All Things That Sizzle

Christopher Maughan and sausages

Kelmscott Country Pork

Christopher Maughan has been a farmer in the Cotswolds all his life. Christopher and his wife, Ellie, made Home Farm, a lovely Georgian farmhouse in the peaceful hamlet of Kelmscott, in Gloucestershire, their home to bring up their family of four and develop their award-winning Kelmscott Country Pork.

The fantastic flavour and quality of bacon and sausages for breakfast makes Kelmscott Country Pork stand out. This is down to the care and attention paid to all the pigs and the Maughans’ dedication to providing a traditional and personal service for all their customers.

Christopher is passionate about the welfare of all their pigs – all have the freedom to be out in the fresh air, with plenty of space and cover. It’s a small team at Home Farm with Christopher, Ellie and Andrew James who oversees the preparation, packaging and delivery to restaurants, hotels, local pubs and village shops in the Cotswolds and further afield. Local part-timers help out on busy delivery days.

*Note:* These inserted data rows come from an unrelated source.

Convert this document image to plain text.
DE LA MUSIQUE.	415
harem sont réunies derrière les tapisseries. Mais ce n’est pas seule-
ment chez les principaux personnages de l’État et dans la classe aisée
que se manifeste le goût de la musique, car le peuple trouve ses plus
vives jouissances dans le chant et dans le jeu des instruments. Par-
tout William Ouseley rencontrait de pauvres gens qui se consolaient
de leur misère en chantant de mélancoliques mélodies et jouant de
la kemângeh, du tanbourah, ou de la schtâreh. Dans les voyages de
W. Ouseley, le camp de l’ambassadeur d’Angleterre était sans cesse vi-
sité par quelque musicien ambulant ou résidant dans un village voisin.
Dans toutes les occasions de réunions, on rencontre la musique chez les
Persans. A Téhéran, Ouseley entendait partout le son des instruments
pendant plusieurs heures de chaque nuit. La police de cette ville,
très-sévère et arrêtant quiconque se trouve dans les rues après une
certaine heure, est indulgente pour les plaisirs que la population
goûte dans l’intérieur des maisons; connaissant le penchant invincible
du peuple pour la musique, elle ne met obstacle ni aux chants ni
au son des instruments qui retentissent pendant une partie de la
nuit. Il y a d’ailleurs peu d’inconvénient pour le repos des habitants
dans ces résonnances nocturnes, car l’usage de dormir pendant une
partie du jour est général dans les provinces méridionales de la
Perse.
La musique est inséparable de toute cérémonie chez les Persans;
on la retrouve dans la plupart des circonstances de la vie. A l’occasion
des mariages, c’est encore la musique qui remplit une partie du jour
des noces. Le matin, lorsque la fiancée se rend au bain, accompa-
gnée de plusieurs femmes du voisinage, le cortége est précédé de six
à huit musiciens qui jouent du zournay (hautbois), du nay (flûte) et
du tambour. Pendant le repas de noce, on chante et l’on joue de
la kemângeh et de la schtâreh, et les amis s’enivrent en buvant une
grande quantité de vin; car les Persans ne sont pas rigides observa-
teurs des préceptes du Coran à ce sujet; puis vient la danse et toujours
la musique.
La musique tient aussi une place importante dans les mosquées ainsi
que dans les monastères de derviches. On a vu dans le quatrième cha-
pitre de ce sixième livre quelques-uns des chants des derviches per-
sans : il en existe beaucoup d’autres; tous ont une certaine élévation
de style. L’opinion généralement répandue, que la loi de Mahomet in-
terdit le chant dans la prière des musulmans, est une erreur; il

It’s not all about a full English breakfast, although staying at Cotswold Village Rooms we are pretty partial to it. There’s lots of choice for lunch and supper with eight flavours of sausages including country herbs, apple, sweet red onion, and mustard. Tender bacon and hams are cured using a special recipe handed down from farming parents and grandparents. New flavours are tried and tested including fennel flavoured and other salami, wafer thin prosciutto ham and spicy Kelmscott chorizo. We love them all!

To buy direct from Kelmscott Country Pork do call or email Christopher and Ellie to receive a list of the full range of products and to check what’s available. Do mention that you heard about them from Cotswold Village Rooms!

Kelmscott Country Pork
Home Farm
Kelmscott
Gloucestershire
GL7 3HD
T: 01367 252220
E: cmaughan@supanet.com

Recipe for Caramelized Onion & Sausage Frittata

Ingredients: Serves 4

1 large white onion, caramelized (see below), 1 tablespoon olive oil, rock salt & pepper, 4 Kelmscott Country Pork sausages, 1 large potato, 3 eggs, 5 egg whites, tablespoon of milk, 2 ounces mature cheddar (or other preferred) cheese grated

What to do:

1.To caramelize onion: Thinly slice the onion. Heat olive oil in a large pan over medium high heat. Add the onion, season with a little salt & pepper to taste, stir to coat with olive oil. Continue to sauté, stirring occasionally until the onions are dark brown, half an hour to an hour, depending on the heat. The slower the onions are cooked, the more flavour. 2. Place sausages on a baking tray. Bake in oven at 375 degrees for 20 minutes, shaking and turning half way through. Allow to cool slightly, then slice into bite-sized chunks. 3. While cooking, thinly slice potato. In a large frying pan with some oil, sauté the potatoes slices in a single layer over high heat. Season with salt & pepper. Cook each side until the potato slices are golden brown and quite crisp. 4. Rub a medium sized pie dish with some oil. Lay the potato slices across the bottom of the dish, overlapping if needed. Top the potatoes with the caramelized onion and sausage. 5. In a large bowl, whisk together eggs, egg whites, a little milk, another twist of salt and black pepper. Pour egg mixture into the prepared pie dish. 6. Bake in oven at 350 degrees for 30 minutes, then top with grated cheese, and bake five minutes more. Allow to cool slightly before slicing and serving.